Hi Smokey!  Both are fine units, and operate virtually identical.  The only differentiations are the cost, and the warranty.  ST offers a 2 year warranty, and SI has a 3 year warranty.  I suspect you've already noticed the cost difference; definitely more good Q real estate for the money with the SI #3!  As far as temperature stability, you will also see virtually identical performance.  Any electric with an analog controller will experience temperature swings, but they "average out" to the set temp over time.  One thing you can do to get really tight temps is to add an Auber PID digital controller to the unit.  You'll get temps +/- 2° with it.  Like Old Sarge said, look at the Cookshack if you have really deep pockets - big cost difference.

If you get a chance, join the SI forum and see what lots of happy users think!  In fact, join both user forums and decide for yourself.


----------



## chef willie (Jul 13, 2014)

Hi....Smokin' It #3 owner here an totally agree with the above 2 posters. Old Sarge runs a Cook Shack and purchased a SI for a family member...so, that's a testamonial right there.
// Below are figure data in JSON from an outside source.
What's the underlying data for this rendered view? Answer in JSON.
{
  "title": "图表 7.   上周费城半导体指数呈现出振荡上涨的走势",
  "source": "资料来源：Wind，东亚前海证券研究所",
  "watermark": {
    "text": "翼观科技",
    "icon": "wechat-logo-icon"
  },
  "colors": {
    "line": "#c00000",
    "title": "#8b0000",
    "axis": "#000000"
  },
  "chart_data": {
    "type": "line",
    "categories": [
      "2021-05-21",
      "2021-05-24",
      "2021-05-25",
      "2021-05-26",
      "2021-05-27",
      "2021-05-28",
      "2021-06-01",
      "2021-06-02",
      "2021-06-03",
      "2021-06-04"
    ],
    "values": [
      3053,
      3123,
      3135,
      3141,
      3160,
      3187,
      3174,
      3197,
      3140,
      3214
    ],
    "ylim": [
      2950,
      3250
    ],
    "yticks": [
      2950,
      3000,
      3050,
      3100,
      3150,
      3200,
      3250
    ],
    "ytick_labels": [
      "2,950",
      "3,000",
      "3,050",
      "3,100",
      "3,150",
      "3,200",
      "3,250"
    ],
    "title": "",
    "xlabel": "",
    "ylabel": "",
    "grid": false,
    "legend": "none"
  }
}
I like mine a lot....and have lived with the temp swings...for long smokes it really doesn't matter that much IMO if using a good probe therm. I've wanted a pellet smoker for some time now and recently purchased a Char Griller pellet smoker from Lowes....I might suggest you take a look at that. An entry grade unit, much like the SI to a Cook Shack. I'd wanted a Yoder but cost & shipping put it out of my immediate reach. To me, similar end result in the limited use I have given it but has the look of a true pit...again, my opinion. They all have quirks and learning curves to deal with....part of the game....HTH, Willie


----------



## diggingdogfarm (Jul 13, 2014)

......


----------



## diggingdogfarm (Jul 13, 2014)

.........


----------



## padronman (Jul 14, 2014)

Smokin-It #2 owner here.  Go with the #3 and save some money to use on MEAT!!!!

Scott


----------



## smokey50 (Jul 15, 2014)

Thanks everyone for the info. Very helpful and much appreciated. I'm looking hard at the Smokin It #3.

Thanks again.


----------



## old sarge (Jul 26, 2014)

Let us know which one gets chosen and how it all works out.


----------



## restorick (Jul 28, 2014)

Hey Smokey50,

New owner of a SI3.  I ran my first smoke yesterday and the results were fantastic.  I can't say enough about the machine and the company.  Before I purchased I compared to the ST and Cookshack.  Great reviews on those as well.  In the end it came down to the feedback I saw on a number of forums, and quite frankly, the price was really right.

No matter what you choose, you'll make a great decision!  Good luck...

Rick


----------